アンジェはうなずきながら耳を傾けていたけれど、私の言葉は彼女の耳に入っただけで、心までたどり着いていないのは明らかだった。
「話は・・・それだけですか?」
「・・・すみませんでした。」
「別に・・・・謝ることないですよ。」
彼女は、赤の他人にするように、私に愛想よく微笑んでみせた。
その笑顔はいちいち私の胸にこたえた。
怒ってなじられた方がまだましだった。 私のことなんかもう、あなたには気に止める価値もないというのだろうか。
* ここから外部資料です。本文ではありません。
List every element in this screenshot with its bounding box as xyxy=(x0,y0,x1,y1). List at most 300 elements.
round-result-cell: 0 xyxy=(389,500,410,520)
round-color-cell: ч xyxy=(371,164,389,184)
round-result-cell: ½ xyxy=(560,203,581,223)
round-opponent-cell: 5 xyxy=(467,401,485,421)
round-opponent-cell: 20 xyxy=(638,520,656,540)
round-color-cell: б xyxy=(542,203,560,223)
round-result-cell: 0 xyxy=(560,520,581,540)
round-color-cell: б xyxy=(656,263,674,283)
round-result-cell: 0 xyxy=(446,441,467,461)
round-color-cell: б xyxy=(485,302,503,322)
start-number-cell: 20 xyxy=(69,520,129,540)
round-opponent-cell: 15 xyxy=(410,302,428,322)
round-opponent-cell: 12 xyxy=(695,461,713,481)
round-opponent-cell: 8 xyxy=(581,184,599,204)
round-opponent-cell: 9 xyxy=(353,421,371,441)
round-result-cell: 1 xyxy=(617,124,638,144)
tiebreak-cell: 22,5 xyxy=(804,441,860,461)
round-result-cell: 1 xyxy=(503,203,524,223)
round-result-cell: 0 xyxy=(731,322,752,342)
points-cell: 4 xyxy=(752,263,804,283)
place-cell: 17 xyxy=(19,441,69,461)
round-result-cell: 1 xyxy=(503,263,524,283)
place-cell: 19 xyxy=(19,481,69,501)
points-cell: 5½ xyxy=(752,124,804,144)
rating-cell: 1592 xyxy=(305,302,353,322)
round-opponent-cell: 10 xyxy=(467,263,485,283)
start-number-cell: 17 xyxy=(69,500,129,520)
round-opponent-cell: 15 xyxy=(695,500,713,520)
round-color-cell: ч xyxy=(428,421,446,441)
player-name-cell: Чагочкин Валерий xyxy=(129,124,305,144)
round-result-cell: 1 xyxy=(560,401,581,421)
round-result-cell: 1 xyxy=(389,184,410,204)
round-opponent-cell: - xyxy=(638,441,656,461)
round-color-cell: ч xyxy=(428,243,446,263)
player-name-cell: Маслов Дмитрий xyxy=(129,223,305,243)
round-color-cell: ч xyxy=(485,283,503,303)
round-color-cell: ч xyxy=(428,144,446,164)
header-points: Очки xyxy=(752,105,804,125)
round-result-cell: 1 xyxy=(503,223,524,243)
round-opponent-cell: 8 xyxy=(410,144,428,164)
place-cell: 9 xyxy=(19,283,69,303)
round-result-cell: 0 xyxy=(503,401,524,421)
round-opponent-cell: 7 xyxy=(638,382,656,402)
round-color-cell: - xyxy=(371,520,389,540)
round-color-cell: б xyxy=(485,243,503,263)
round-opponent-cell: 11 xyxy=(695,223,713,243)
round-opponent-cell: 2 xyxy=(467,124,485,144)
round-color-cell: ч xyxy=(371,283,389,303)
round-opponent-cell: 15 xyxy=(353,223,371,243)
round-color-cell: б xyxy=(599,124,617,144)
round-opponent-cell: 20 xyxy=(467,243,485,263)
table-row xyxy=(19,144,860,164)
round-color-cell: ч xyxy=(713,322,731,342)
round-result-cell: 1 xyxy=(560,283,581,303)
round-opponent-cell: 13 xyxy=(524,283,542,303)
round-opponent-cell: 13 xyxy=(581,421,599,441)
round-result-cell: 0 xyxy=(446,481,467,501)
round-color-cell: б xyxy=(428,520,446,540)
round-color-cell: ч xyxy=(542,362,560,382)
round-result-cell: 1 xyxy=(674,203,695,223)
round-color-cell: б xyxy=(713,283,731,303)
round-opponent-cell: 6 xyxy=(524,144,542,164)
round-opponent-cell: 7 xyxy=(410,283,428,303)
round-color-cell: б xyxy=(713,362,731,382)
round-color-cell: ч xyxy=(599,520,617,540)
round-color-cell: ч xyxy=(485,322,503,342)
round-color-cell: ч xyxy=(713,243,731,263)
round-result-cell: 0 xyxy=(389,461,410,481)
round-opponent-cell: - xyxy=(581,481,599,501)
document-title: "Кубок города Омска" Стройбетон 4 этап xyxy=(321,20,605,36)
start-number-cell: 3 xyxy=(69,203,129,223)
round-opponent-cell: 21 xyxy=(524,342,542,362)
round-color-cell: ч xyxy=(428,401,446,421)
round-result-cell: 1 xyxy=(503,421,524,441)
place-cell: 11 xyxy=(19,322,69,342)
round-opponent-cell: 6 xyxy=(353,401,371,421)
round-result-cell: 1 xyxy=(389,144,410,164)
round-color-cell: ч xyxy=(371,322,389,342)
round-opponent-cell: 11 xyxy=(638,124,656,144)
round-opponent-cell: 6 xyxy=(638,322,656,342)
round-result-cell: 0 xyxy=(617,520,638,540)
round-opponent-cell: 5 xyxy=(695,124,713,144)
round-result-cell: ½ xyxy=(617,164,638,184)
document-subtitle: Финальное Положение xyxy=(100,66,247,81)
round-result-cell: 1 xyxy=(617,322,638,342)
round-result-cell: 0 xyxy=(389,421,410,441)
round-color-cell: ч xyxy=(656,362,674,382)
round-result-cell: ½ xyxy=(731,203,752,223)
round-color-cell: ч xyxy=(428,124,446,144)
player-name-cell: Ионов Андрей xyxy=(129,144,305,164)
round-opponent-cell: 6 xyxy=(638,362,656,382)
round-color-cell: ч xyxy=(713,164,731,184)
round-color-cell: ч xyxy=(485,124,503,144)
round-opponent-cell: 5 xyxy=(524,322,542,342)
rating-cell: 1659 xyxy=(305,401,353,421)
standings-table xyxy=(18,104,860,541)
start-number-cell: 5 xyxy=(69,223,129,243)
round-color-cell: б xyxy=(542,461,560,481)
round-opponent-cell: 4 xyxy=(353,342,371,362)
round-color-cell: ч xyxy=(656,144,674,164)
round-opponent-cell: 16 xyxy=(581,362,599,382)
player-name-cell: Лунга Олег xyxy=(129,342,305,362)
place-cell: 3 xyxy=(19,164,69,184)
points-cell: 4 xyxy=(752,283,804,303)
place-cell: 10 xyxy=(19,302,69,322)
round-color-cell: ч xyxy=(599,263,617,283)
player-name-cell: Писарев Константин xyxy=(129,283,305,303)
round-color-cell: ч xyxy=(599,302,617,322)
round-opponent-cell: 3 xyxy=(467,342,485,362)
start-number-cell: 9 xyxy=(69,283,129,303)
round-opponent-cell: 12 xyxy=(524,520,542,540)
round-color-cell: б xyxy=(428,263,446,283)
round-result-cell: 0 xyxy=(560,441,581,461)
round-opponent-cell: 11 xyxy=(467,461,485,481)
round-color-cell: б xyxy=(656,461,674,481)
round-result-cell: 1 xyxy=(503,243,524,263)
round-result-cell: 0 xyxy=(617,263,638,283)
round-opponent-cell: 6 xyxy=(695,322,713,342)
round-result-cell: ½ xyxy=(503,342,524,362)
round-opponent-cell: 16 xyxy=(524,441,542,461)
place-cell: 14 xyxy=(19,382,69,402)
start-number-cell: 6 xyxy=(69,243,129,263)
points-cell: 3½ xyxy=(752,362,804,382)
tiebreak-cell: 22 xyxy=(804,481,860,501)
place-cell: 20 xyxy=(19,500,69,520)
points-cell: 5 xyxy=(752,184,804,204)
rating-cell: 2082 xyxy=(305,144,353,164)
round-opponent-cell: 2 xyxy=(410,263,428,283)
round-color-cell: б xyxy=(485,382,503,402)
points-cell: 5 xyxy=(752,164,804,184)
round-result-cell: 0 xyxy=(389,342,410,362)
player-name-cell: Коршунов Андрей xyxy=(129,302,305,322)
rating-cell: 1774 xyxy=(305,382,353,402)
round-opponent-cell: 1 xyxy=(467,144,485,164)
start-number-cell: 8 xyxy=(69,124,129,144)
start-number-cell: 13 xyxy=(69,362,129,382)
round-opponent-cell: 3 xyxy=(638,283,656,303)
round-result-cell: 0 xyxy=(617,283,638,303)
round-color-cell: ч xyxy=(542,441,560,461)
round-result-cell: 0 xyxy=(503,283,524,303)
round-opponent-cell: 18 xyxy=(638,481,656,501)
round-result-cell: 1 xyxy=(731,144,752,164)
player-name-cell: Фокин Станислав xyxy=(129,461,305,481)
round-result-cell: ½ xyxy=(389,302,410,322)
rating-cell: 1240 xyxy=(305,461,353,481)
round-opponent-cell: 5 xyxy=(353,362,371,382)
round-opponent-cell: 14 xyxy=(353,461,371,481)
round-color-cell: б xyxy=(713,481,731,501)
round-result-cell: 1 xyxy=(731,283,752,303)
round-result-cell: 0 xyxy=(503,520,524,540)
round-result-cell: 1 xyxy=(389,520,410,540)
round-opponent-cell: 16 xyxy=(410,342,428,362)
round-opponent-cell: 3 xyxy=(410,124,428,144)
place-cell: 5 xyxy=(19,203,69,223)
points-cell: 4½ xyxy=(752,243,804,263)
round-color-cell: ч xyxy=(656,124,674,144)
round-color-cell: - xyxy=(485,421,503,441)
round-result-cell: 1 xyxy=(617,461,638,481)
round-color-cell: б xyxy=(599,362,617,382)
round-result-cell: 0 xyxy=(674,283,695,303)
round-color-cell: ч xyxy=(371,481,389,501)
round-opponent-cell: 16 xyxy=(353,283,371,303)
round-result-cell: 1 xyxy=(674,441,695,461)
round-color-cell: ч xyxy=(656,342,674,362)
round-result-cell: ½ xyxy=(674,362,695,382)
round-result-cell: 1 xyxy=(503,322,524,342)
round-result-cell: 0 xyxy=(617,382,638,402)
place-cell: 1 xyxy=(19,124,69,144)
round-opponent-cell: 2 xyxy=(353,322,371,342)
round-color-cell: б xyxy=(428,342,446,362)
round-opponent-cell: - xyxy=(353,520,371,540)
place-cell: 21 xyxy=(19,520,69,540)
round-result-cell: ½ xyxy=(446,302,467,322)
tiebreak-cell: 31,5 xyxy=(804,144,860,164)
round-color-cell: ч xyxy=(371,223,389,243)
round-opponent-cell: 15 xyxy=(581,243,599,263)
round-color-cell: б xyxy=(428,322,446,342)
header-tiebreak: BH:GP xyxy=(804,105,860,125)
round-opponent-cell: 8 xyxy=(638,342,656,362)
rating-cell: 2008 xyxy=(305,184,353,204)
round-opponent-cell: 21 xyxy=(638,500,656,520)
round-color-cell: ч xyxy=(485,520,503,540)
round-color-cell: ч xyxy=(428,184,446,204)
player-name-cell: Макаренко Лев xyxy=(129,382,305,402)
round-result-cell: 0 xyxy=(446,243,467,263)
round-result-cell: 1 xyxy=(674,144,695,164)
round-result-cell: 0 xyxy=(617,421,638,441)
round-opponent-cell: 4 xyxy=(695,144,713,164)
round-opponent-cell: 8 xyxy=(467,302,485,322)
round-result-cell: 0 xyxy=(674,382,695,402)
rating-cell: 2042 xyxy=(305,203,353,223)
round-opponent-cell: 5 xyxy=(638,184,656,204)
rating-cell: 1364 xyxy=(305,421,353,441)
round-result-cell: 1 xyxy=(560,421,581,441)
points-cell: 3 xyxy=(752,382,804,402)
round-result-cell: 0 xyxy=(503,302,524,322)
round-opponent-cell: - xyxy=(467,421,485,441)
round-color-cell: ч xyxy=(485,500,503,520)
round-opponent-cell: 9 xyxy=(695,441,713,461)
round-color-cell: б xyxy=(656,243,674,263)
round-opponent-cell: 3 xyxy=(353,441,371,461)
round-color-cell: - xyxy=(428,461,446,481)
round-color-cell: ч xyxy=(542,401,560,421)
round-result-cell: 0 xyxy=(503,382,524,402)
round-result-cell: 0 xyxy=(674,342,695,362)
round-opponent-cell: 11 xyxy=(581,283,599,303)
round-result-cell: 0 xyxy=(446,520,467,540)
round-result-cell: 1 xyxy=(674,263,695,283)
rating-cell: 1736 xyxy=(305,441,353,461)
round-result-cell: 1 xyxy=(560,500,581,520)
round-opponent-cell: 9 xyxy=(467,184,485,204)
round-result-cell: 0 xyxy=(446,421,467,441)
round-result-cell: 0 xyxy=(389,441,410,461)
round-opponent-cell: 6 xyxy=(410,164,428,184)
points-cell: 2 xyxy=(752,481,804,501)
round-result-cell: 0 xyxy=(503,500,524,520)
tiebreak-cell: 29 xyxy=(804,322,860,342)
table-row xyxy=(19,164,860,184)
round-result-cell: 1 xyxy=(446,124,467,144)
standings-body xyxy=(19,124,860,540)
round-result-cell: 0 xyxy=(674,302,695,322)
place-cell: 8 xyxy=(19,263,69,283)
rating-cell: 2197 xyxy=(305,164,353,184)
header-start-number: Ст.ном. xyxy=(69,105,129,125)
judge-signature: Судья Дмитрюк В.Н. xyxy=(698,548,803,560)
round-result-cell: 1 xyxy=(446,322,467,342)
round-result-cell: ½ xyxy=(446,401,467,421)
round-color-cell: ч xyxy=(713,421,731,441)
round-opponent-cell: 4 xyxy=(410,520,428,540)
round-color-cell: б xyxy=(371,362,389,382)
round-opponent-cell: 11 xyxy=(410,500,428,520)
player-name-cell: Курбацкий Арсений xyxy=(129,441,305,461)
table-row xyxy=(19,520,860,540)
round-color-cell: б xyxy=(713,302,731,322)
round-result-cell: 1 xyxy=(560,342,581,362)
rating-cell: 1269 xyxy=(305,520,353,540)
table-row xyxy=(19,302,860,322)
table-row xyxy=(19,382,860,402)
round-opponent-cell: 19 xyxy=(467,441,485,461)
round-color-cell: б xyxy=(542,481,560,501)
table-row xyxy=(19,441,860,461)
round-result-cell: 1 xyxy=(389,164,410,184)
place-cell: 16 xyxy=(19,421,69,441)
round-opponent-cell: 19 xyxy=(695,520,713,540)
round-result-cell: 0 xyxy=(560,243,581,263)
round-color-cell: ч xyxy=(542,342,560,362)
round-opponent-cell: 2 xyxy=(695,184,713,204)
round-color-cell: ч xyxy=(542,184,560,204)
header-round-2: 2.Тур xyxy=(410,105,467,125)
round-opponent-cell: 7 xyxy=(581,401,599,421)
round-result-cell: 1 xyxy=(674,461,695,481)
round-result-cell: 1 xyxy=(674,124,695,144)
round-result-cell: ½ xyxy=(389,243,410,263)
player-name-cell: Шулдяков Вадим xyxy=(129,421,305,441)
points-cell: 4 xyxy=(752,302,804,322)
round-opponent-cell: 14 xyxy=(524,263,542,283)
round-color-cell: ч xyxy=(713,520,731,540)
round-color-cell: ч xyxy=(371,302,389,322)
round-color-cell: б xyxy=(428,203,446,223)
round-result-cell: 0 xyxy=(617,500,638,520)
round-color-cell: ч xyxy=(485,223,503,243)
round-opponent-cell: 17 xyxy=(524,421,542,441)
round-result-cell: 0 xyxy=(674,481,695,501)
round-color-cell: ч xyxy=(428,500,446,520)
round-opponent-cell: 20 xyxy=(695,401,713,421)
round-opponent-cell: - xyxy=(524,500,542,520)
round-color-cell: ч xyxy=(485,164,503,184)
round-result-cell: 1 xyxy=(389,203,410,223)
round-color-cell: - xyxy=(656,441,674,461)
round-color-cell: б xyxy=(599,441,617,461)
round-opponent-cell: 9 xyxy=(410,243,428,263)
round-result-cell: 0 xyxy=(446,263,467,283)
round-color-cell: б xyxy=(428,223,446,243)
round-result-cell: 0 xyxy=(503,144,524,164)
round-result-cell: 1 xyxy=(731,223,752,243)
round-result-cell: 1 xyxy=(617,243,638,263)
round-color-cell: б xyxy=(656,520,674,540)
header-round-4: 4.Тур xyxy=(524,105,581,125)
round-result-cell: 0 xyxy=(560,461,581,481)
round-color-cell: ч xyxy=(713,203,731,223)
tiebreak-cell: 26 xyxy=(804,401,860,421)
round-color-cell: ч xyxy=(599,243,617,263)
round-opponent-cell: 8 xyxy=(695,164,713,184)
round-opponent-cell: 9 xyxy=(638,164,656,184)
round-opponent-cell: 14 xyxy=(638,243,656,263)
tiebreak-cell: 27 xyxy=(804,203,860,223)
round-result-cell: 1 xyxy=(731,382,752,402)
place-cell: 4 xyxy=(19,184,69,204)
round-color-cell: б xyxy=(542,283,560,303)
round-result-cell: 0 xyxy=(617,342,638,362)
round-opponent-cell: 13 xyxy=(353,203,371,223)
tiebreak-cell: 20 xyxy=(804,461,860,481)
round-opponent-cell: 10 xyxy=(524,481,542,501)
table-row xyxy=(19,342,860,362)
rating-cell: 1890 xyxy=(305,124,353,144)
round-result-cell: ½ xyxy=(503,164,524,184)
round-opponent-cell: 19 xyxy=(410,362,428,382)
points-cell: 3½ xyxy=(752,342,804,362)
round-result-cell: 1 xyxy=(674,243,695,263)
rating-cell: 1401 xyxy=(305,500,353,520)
みっともなかろうが未練がましかろうが、何と言われようと構わない。
私はなけなしの勇気を振り絞っていった。
「あなたを愛してます。ずっと、あなただけを愛しましてた。私は・・・・」
「止めて下さい。」
何か恐ろしいことでも聞いたかのように、アンジェは椅子から飛び上がった。
「もう・・・許してもらえないんですか?」
「今、奥様と連絡を取ってますから。すぐ、迎えに来てくださいますよ。」
「聞いて下さい。彼女は違うんです。」
アンジェリークの表情が瞬時に険しくなった。
アンジェリークは私の顔をまっすぐに見ると、責めるような表情で言った。
「いい加減にしてください!子供はどうするんですか?子供には親が必要なんですよ?生まれてくる子供まで片親にするつもりですか?」
「アンジェリーク・・・・。」
もう言い訳する気力も湧かなかった。
黙り込んでしまった私の前で、再びアンジェリークが深々と頭をさげた。
「ごめんなさい。命の恩人に失礼なこと言いました。ご家族を大切にしてさしあげてください。・・・失礼します。」
アンジェリークは、私に一礼すると、静かにドアを開けてその向こうへと去っていってしまった。
これで何度目か、私とあなたの間の扉は音をたてて閉まってしまった。
そして今度こそ、もう二度と、開くことはないのかも知れない・・・。
すべて自分で蒔いた種だった。
最初に鍵をかけたのは私で、
私はその鍵をどこかに無くしてしまったのだった。